Do you love watching stand up comedy? Or maybe you like watching cute cat videos? Or even the latest Bollywood songs and trailers? Whatever your interests, you use YouTube to watch videos. Also, you might even have a popular channel on YouTube. In either case, YouTube is an integral part of your life. This is easily proved by the fact that more than 400 hours of video content is uploaded on YouTube every minute, and approximately 1 billion hours of YouTube videos are watched every day. This makes YouTube the 2nd most popular social media platform in the world with 1.9 billion use now.
This is an insane amount of data that is stored and managed on YouTube. So the natural question is “How do they do it?” How does YouTube store and retrieve their content? How do they know which video to recommend to you next? How do they know what you want to watch? The answer to these questions lies in the complicated database management systems for YouTube. So let’s try to understand that now.
YouTube is the goto platform for watching and sharing videos. So, it’s obvious that there is a large volume of video content that it has to manage daily. This is done by using MySQL and various database management systems at different places to keep YouTube up and end-users.

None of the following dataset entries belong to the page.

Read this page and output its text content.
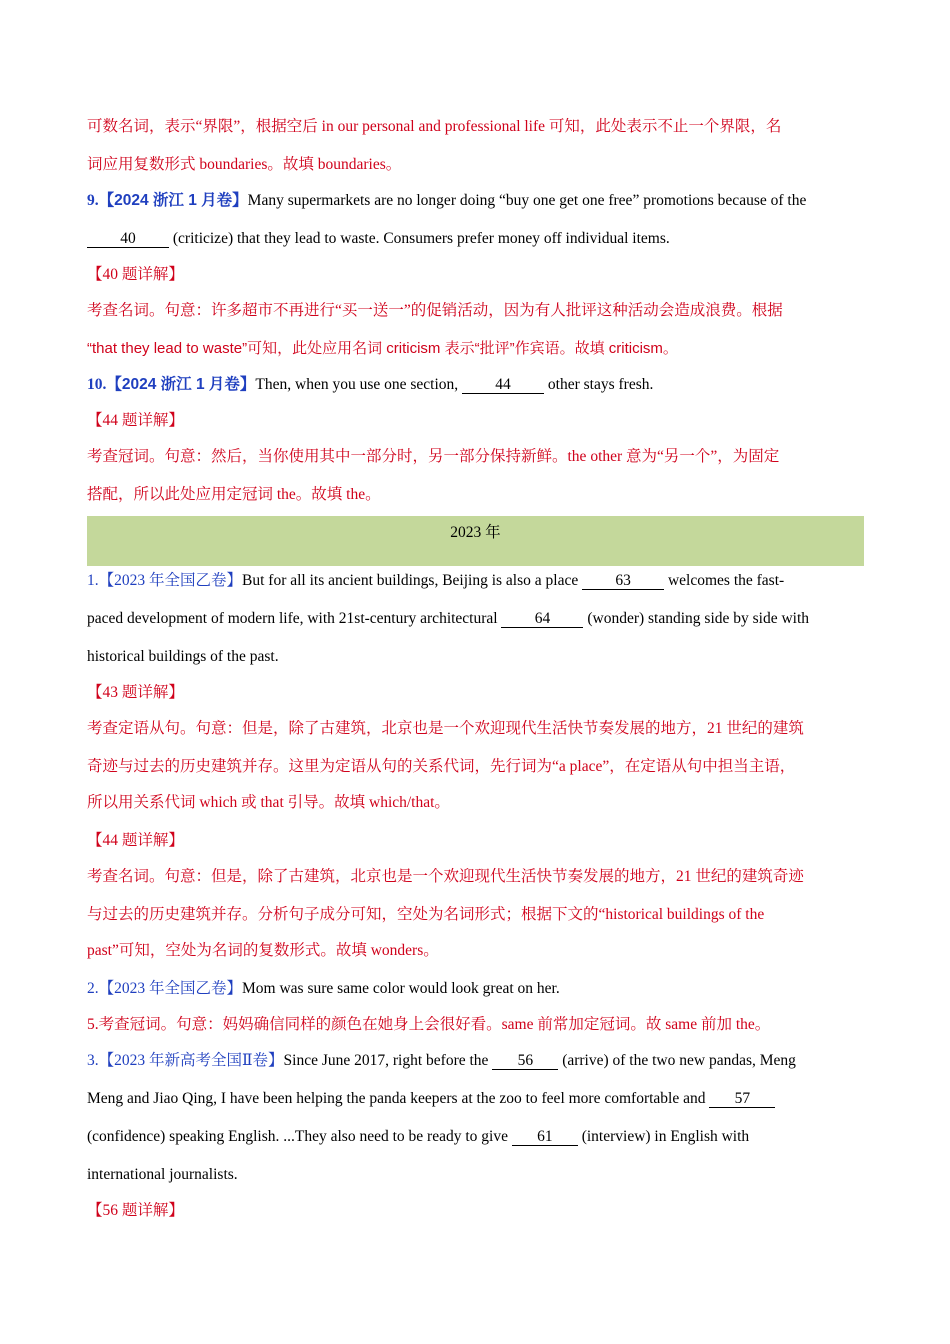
可数名词，表示“界限”，根据空后 in our personal and professional life 可知，此处表示不止一个界限，名
词应用复数形式 boundaries。故填 boundaries。
9.【2024 浙江 1 月卷】Many supermarkets are no longer doing “buy one get one free” promotions because of the
40 (criticize) that they lead to waste. Consumers prefer money off individual items.
【40 题详解】
考查名词。句意：许多超市不再进行“买一送一”的促销活动，因为有人批评这种活动会造成浪费。根据
“that they lead to waste”可知，此处应用名词 criticism 表示“批评”作宾语。故填 criticism。
10.【2024 浙江 1 月卷】Then, when you use one section, 44 other stays fresh.
【44 题详解】
考查冠词。句意：然后，当你使用其中一部分时，另一部分保持新鲜。the other 意为“另一个”，为固定
搭配，所以此处应用定冠词 the。故填 the。
2023 年
1.【2023 年全国乙卷】But for all its ancient buildings, Beijing is also a place 63 welcomes the fast-
paced development of modern life, with 21st-century architectural 64 (wonder) standing side by side with
historical buildings of the past.
【43 题详解】
考查定语从句。句意：但是，除了古建筑，北京也是一个欢迎现代生活快节奏发展的地方，21 世纪的建筑
奇迹与过去的历史建筑并存。这里为定语从句的关系代词，先行词为“a place”，在定语从句中担当主语，
所以用关系代词 which 或 that 引导。故填 which/that。
【44 题详解】
考查名词。句意：但是，除了古建筑，北京也是一个欢迎现代生活快节奏发展的地方，21 世纪的建筑奇迹
与过去的历史建筑并存。分析句子成分可知，空处为名词形式；根据下文的“historical buildings of the
past”可知，空处为名词的复数形式。故填 wonders。
2.【2023 年全国乙卷】Mom was sure same color would look great on her.
5.考查冠词。句意：妈妈确信同样的颜色在她身上会很好看。same 前常加定冠词。故 same 前加 the。
3.【2023 年新高考全国Ⅱ卷】Since June 2017, right before the 56 (arrive) of the two new pandas, Meng
Meng and Jiao Qing, I have been helping the panda keepers at the zoo to feel more comfortable and 57
(confidence) speaking English. ...They also need to be ready to give 61 (interview) in English with
international journalists.
【56 题详解】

Most of the YouTube data is stored in the Google Modular Data Centres. A modular data centre is portable and can be placed wherever the data storage capacity is required. Since YouTube was bought by Google in 2006, it stands to reason that the YouTube data is stored in the Google Modular Data Centres. There are mainly 5 or 6 Google data centres that YouTube uses along with its own content distribution network (CDN) to make sure data is constantly available to end-users.
The more popular videos are moved to CDN which replicates them into various places. This means that they can be accessed much faster by the user with fewer hops required. On the other hand, less popular videos are saved on the YouTube servers where they can be accessed on-demand. Also, there is no hard and fast rule that the videos are stored in the data center closest to the geographical region they came out of. For example: If you upload some videos on YouTube from India, your data may be stored in a data centre in the UK. Youtube also makes use of cloud storage in addition to all these methods.
Originally MySQL was mostly used in the YouTube databases to store most of the data ranging from the videos to metadata like users, tags, and descriptions. The varbinary data type was used for the databases which allowed the storage of videos and images like thumbnails as well! However, a disadvantage of MySQL is that there is little scope for scalability, which is a very important factor in an ever-expanding company like YouTube. However, YouTube cannot let go of MySQL completely, so Vitess is used in conjugation with MySQL. Vitess is a database clustering system that combines many of the important features of MySQL with the scalability that is a trademark of a NoSQL database. Vitess helps in consolidating the YouTube queries into smaller batches that are much easier to handle and execute. It also creates backups and scales as much is required.